Tytuł: Dlaczego, mamo?
Autor: Daria Skiba
Wydawnictwo: Videograf
Ilość stron: 320
Ocena: 10/10
Nastoletnia ciąża zawsze jest zaskoczeniem. Tak samo było w przypadku Marleny, dla której stan błogosławiony był początkiem zmian. Całe jej życie przewróciło się do góry nogami, kiedy ona starała się walczyć… Ile trudu wymaga wychowanie dziecka dla kogoś, kto sam nim wciąż jest? I jak wiele może znieść nastolatka, której życie nie raczyło oszczędzić?

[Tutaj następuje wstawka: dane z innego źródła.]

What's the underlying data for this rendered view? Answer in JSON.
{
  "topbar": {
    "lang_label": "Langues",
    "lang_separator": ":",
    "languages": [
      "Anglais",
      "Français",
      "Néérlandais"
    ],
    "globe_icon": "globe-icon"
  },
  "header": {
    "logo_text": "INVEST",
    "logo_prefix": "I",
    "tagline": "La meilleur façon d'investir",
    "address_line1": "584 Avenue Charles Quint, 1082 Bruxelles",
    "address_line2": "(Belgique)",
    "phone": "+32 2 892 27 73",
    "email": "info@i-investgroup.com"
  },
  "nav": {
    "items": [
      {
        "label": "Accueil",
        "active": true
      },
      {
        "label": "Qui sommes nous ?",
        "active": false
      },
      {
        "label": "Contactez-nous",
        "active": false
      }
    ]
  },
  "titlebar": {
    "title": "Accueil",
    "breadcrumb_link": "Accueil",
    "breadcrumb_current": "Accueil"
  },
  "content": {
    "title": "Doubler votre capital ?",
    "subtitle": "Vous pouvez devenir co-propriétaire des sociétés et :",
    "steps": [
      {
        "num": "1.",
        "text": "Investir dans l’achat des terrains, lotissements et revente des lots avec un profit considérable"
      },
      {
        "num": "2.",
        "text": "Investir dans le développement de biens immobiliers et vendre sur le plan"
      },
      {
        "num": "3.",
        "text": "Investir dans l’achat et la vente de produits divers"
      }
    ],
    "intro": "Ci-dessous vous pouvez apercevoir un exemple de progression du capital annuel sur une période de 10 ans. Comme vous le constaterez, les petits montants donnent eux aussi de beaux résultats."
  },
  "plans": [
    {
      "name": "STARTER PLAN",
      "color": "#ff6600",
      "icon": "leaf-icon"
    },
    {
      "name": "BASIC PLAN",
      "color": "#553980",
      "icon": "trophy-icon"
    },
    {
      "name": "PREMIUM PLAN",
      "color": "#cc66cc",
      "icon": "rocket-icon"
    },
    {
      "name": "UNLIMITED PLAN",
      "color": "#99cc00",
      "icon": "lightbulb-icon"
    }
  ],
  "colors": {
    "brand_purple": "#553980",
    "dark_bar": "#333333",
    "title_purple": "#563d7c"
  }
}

Za egzemplarz do recenzji dziękuje Wydawnictwu Videograf
"Kiedy zaszłam w ciążę, byłam kłębkiem nerwów. Dosłownie. Bałam się powiedzieć prawdę komukolwiek. W końcu jednak z pomocą mamy uwierzyłam w to, że będzie dobrze. Przecież tyle kobiet wychowuje dzieci w pojedynkę i dają sobie świetnie radę."
Spodziewałam się, że ta historia może wycisnąć z moich oczu łzy wzruszenia. Ale nie tego, że będzie aż tak mocna, że dostarczy mi takiego ogromu emocji. Już teraz mogę powiedzieć, że to jedna z lepszych książek tego roku, jakie dane mi było przeczytać.
"Niestety wtedy nie wiedziałam, że najgorsze jest niewidzialne dla oczu. Największy smutek wyrażają serce i oczy człowieka, nie uśmiech lub jego brak."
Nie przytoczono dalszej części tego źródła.